Many alcoholics and addicts finally surrender and go get treatment — at Bradford, at Cumberland Heights, at Meharry and other places around town – and then what?
Lots of folks in early recovery go to sober living houses, sometimes (mistakenly) called halfway houses. They are houses where recovery people (of the same gender) lean on each other, and a paid manager runs the place, enforces curfews, does drug testing of the residents.
But what if there were no house manager? What if the inmates ran the asylum?
That’s actually the slogan of the Oxford House program, which has operated homes for men in Nashville since the early 1990s.And Oxford House just opened a house for women in recovery, with plans to open even more soon.
The idea is that the recovering addicts – within some guidelines – operate things themselves. Oxford House helps find landlords and get long-term leases, but the residents themselves sign those leases.
And then, the guys make sure rent is paid, bills are paid, maintenance is done. And they create their own rules about curfews, lights out, chores, sharing appliances and bathrooms, landline etiquette, smoking, the whole nine.
Rent is between $85 and $110 a week, and houses eventually can run several thousand bucks in the black. And residents decide what to do with that money, anything from spending it on seeding a new house to buying a hot tub.

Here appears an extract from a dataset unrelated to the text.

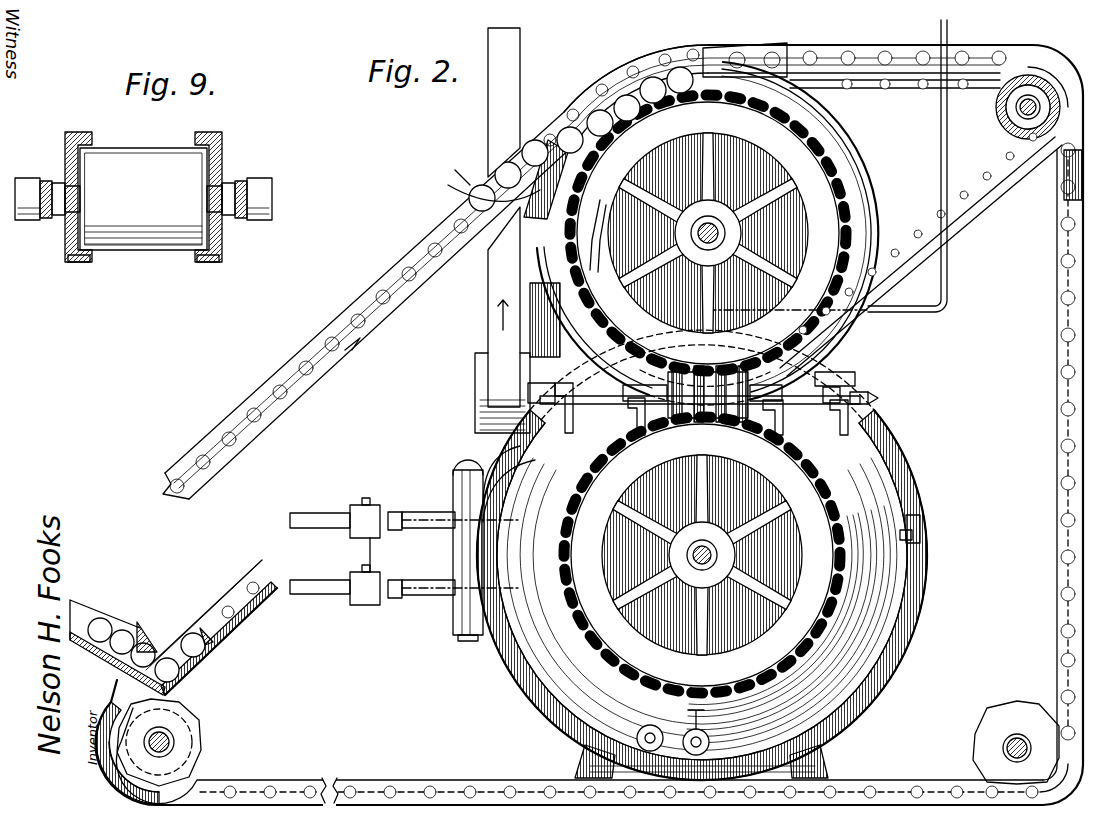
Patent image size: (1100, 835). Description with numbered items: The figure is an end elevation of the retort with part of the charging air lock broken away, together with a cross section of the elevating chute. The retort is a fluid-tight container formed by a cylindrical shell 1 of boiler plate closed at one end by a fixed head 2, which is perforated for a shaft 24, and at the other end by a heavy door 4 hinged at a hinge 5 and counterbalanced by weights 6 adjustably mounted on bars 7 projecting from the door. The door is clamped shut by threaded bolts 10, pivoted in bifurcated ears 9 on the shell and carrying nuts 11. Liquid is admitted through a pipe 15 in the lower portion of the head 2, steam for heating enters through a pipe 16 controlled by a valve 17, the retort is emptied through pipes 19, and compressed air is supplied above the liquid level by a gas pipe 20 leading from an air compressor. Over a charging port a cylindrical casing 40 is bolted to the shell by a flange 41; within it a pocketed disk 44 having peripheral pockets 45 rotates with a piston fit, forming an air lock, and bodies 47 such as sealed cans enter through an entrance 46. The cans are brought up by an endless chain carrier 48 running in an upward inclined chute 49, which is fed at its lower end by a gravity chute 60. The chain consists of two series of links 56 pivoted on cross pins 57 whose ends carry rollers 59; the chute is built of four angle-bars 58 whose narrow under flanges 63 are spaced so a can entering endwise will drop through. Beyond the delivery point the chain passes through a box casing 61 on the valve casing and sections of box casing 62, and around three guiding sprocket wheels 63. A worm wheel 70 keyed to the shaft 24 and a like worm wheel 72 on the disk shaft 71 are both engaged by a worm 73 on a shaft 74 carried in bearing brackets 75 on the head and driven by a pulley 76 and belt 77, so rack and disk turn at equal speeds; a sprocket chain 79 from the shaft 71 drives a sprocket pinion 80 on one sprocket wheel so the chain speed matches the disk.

There are three absolutes –
If you use drugs and/or alcohol, you’re out, within 15 minutes. You must pay your bills on time (you get a little longer to work out that infraction), and you have to follow behavior guidelines. Otherwise, you’re put on a modification plan, and if you violate that, you’re out.
And all those things can and do happen. And sometimes – sometimes – the houses don’t exactly look inside like you might want your house to look. But often times, the homes are really healthy places where addicts and alcoholics smoothly transition from treatment to long-term recovery.
The state loves the Oxford House program, so much that the Department of Mental Health and Substance Abuse has signed a contract to help with seed money to create more houses. And that includes in Nashville.